Global PC shipments during 2015 declined by 11%, said IDC, or 8% by Gartner's measurements. The difference in the two estimates stemmed from the ways each firm tallied shipments: IDC did not include so-called "2-in-1" devices, tablets that offer detachable keyboards, such as Apple's iPad Pro, Microsoft's Surface Pro 4 and the Windows-powered alternatives crafted by OEM (original equipment manufacturer) partners; Gartner included those form factors in its count.
However, Apple again went against the grain -- a practice it's been good at during the four-years-and-counting contraction of the industry -- by shipping an estimated 5.7 million Macs in the fourth quarter of 2015 and 21 million during the 12 months of last year.
Mac shipments in 2015 increased by about 6% compared to the year before, IDC and Gartner both concluded.
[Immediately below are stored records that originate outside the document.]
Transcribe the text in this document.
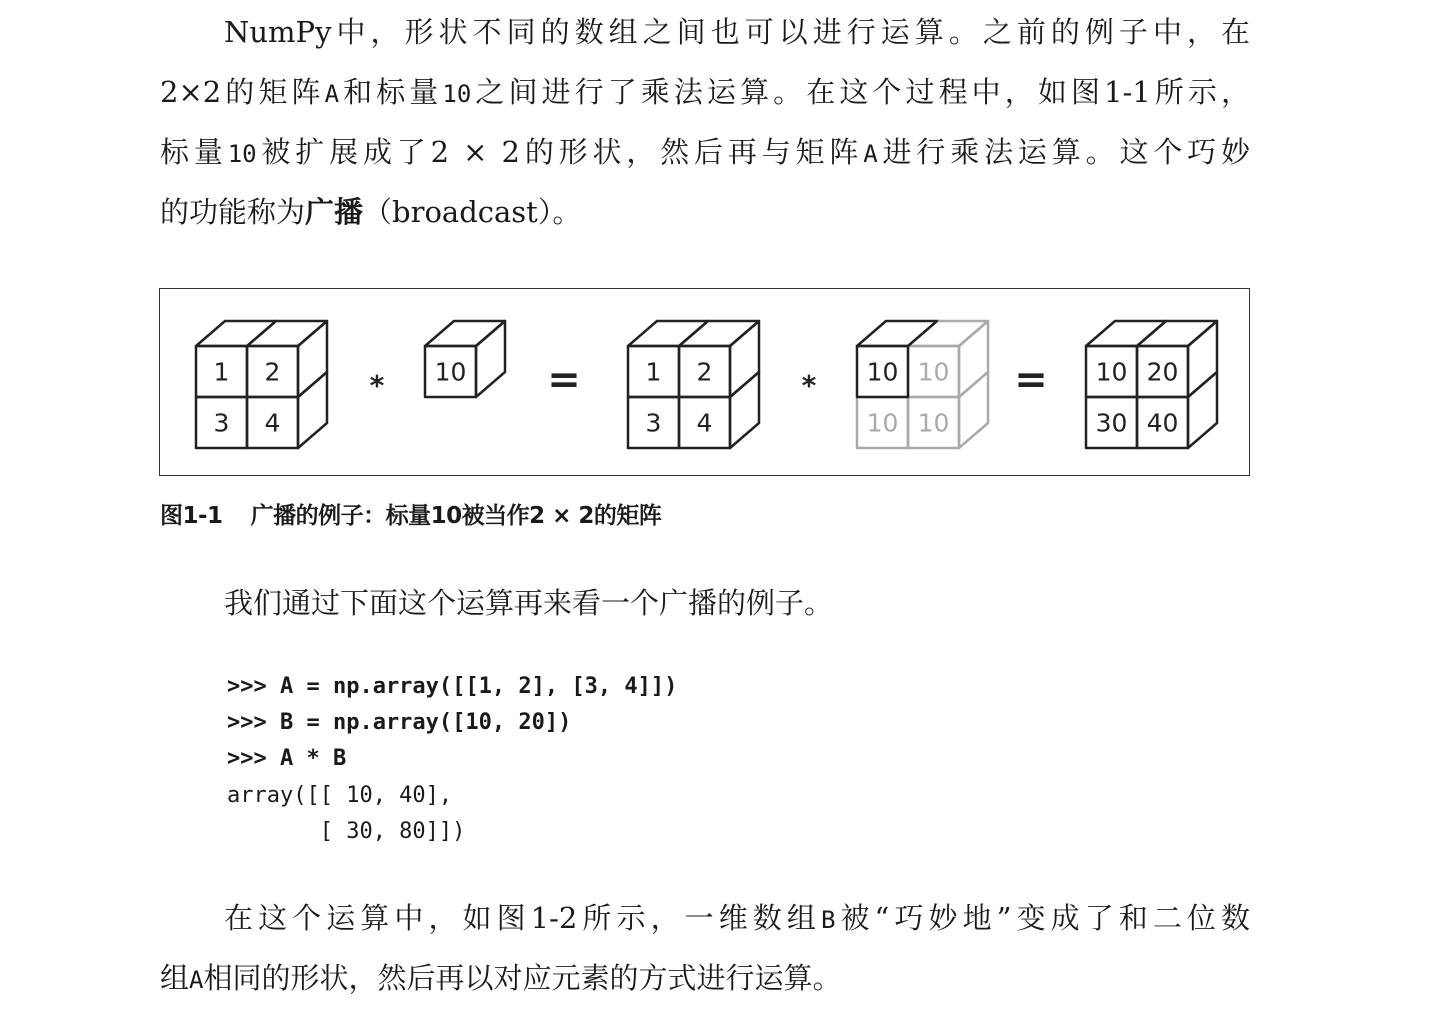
NumPy中，形状不同的数组之间也可以进行运算。之前的例子中，在
2×2的矩阵A和标量10之间进行了乘法运算。在这个过程中，如图1-1所示，
标量10被扩展成了2 × 2的形状，然后再与矩阵A进行乘法运算。这个巧妙
的功能称为广播（broadcast）。
1 2
3 4
10	1 2
3 4
10
10 10
10	10 20
30 40
*	=	*	=
图1-1 广播的例子：标量10被当作2 × 2的矩阵
我们通过下面这个运算再来看一个广播的例子。
>>> A = np.array([[1, 2], [3, 4]])
>>> B = np.array([10, 20])
>>> A * B
array([[ 10, 40],
[ 30, 80]])
在这个运算中，如图1-2所示，一维数组B被“巧妙地”变成了和二位数
组A相同的形状，然后再以对应元素的方式进行运算。
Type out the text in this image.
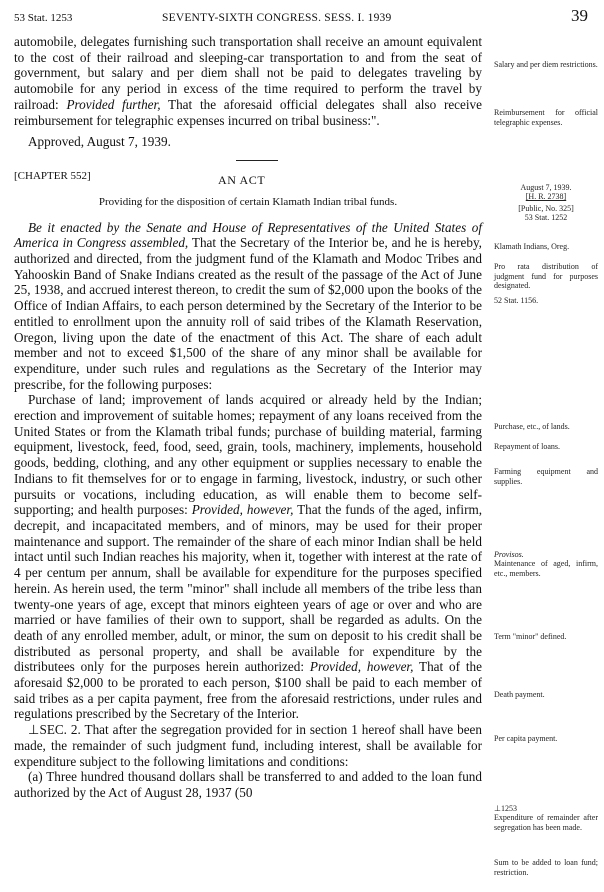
53 Stat. 1253	SEVENTY-SIXTH CONGRESS. SESS. I. 1939	39

automobile, delegates furnishing such transportation shall receive an amount equivalent to the cost of their railroad and sleeping-car transportation to and from the seat of government, but salary and per diem shall not be paid to delegates traveling by automobile for any period in excess of the time required to perform the travel by railroad: Provided further, That the aforesaid official delegates shall also receive reimbursement for telegraphic expenses incurred on tribal business:".

Approved, August 7, 1939.

[CHAPTER 552]	AN ACT

Providing for the disposition of certain Klamath Indian tribal funds.

Be it enacted by the Senate and House of Representatives of the United States of America in Congress assembled, That the Secretary of the Interior be, and he is hereby, authorized and directed, from the judgment fund of the Klamath and Modoc Tribes and Yahooskin Band of Snake Indians created as the result of the passage of the Act of June 25, 1938, and accrued interest thereon, to credit the sum of $2,000 upon the books of the Office of Indian Affairs, to each person determined by the Secretary of the Interior to be entitled to enrollment upon the annuity roll of said tribes of the Klamath Reservation, Oregon, living upon the date of the enactment of this Act. The share of each adult member and not to exceed $1,500 of the share of any minor shall be available for expenditure, under such rules and regulations as the Secretary of the Interior may prescribe, for the following purposes:

Purchase of land; improvement of lands acquired or already held by the Indian; erection and improvement of suitable homes; repayment of any loans received from the United States or from the Klamath tribal funds; purchase of building material, farming equipment, livestock, feed, food, seed, grain, tools, machinery, implements, household goods, bedding, clothing, and any other equipment or supplies necessary to enable the Indians to fit themselves for or to engage in farming, livestock, industry, or such other pursuits or vocations, including education, as will enable them to become self-supporting; and health purposes: Provided, however, That the funds of the aged, infirm, decrepit, and incapacitated members, and of minors, may be used for their proper maintenance and support. The remainder of the share of each minor Indian shall be held intact until such Indian reaches his majority, when it, together with interest at the rate of 4 per centum per annum, shall be available for expenditure for the purposes specified herein. As herein used, the term "minor" shall include all members of the tribe less than twenty-one years of age, except that minors eighteen years of age or over and who are married or have families of their own to support, shall be regarded as adults. On the death of any enrolled member, adult, or minor, the sum on deposit to his credit shall be distributed as personal property, and shall be available for expenditure by the distributees only for the purposes herein authorized: Provided, however, That of the aforesaid $2,000 to be prorated to each person, $100 shall be paid to each member of said tribes as a per capita payment, free from the aforesaid restrictions, under rules and regulations prescribed by the Secretary of the Interior.

⊥SEC. 2. That after the segregation provided for in section 1 hereof shall have been made, the remainder of such judgment fund, including interest, shall be available for expenditure subject to the following limitations and conditions:

(a) Three hundred thousand dollars shall be transferred to and added to the loan fund authorized by the Act of August 28, 1937 (50

Salary and per diem restrictions.
Reimbursement for official telegraphic expenses.
August 7, 1939.
[H. R. 2738]
[Public, No. 325]
53 Stat. 1252
Klamath Indians, Oreg.
Pro rata distribution of judgment fund for purposes designated.
52 Stat. 1156.
Purchase, etc., of lands.
Repayment of loans.
Farming equipment and supplies.
Provisos.
Maintenance of aged, infirm, etc., members.
Term "minor" defined.
Death payment.
Per capita payment.
⊥1253
Expenditure of remainder after segregation has been made.
Sum to be added to loan fund; restriction.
The only other OEM to boost sales last year was Asus, which according to IDC grew its shipments by 1%. (Gartner forecast Asus shipments as -3%.)
Apple will disclose its fourth-quarter Mac sales figures on Jan. 26 when it holds its next earnings call with Wall Street. If IDC's and Gartner's projections for the Cupertino, Calif. company's Mac shipments are accurate, Apple will have set a fourth-quarter record for computer sales. The researcher pair pegged Mac growth at about 3% for the quarter.
Apple will need to beat the IDC and Gartner estimates to establish a new single-quarter record for Mac sales, however, as both firms' forecasts for the fourth quarter are below the current record of 5.7 million Macs sold in the September 2015 quarter.
Mac shipments bucked the industry's trend even though their prices remain significantly higher than the average. "Apple's emergence as a top five global PC vendor in 2015 shows that there can be strong demand for innovative, even premium-priced systems, that put user experience first," said IDC analyst Jay Chou in a statement.